Cannabis Corp.: Big pot's e-retail empire
Near the coast of Vancouver, Canada, a new corporate headquarters has shot up like a manmade behemoth among the mountains of British Columbia. Inside, the facility is more sterile than a hospital, more orderly than a bank. Rows and rows of product sit on metal shelves, waiting for employees to put them into packages, slap labels on those packages, then send them straight to consumers’ doorsteps. It is quite literally like an Amazon.com warehouse — except rather than distributing clothing, electronics and food, the company called Tilray is producing and distributing pot.
“It’s always been a for-profit industry,” says Brendan Kennedy, CEO of Privateer Holdings, Tilray’s parent company. “People have been consuming cannabis in the United States for the last 75 years, illegally. And it’s been an industry that has been driving lots of revenue, lots of profits to illicit operators, whether we’re talking about motorcycle gangs in Canada or cartels in Mexico.”

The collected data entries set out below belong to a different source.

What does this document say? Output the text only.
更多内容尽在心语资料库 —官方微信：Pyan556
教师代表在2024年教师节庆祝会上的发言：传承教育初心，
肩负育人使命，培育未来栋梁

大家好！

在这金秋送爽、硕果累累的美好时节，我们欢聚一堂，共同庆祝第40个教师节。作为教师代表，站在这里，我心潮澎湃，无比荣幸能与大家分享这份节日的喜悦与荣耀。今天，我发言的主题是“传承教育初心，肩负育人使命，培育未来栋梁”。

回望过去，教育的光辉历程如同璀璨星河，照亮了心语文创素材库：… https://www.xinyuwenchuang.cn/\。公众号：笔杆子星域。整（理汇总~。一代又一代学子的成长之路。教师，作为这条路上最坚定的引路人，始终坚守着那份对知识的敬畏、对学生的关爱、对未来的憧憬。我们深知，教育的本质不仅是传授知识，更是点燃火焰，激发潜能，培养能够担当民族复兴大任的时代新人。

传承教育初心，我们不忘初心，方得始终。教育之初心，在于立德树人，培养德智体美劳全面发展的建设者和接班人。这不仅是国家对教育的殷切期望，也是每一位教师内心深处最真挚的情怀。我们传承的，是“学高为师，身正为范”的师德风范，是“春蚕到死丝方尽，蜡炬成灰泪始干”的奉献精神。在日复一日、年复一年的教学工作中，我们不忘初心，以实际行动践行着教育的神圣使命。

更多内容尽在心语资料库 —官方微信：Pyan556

With the piecemeal legalization of marijuana in some areas over the past few years, companies that cater to the cannabis industry have sprouted up across North America. Tilray produces medical marijuana and exports it to consumers around the world. Privateer also owns the website Leafly, which provides consumers with information on different cannabis strains and the locations of cannabis retailers around the world.
While obviously taking advantage of the vast financial opportunities legal pot brings, these companies claim they are not trying to expand marijuana’s consumer base (a prospect which greatly concerns many American parents). Rather, they argue that they are simply shifting the existing market to a safer and more regulated product.
“People can already grow cannabis and people are already willing to buy it,” says Kennedy. “All we’re seeing is a transition from $200 billion worth of illicit purchases to $200 billion worth of fully legal purchases. And there are a number of public companies that will be created in the middle of that transition.”
With the creation of those companies will ultimately come the creation of brands. And Kennedy believes those brands will be crucial in rendering marijuana more mainstream.
“Our focus is on building mainstream, global brands that help transition the cannabis industry from an illicit market to a fully legal, transparent market around the world,” he explains to CBSN correspondent Tony Dokoupil in the new CBSN Originals documentary, “Big Pot: The Commercial Takeover.”
The documentary also investigates how average marijuana consumers around the U.S. feel about the prospect of “big pot.” For one recreational pot smoker in Portland, Oregon, the rise of those seemingly omnipresent brands seems all but inevitable.
“I don’t think they’re at the point where there is an established ‘big pot’ yet,” he told Dokoupil. “[But] there will be like a fine restaurant and then there will be a Burger King. And I think there will be a McDonald’s of marijuana.”
And someday, they may all potentially ship right to your doorstep from the Amazon.com of pot.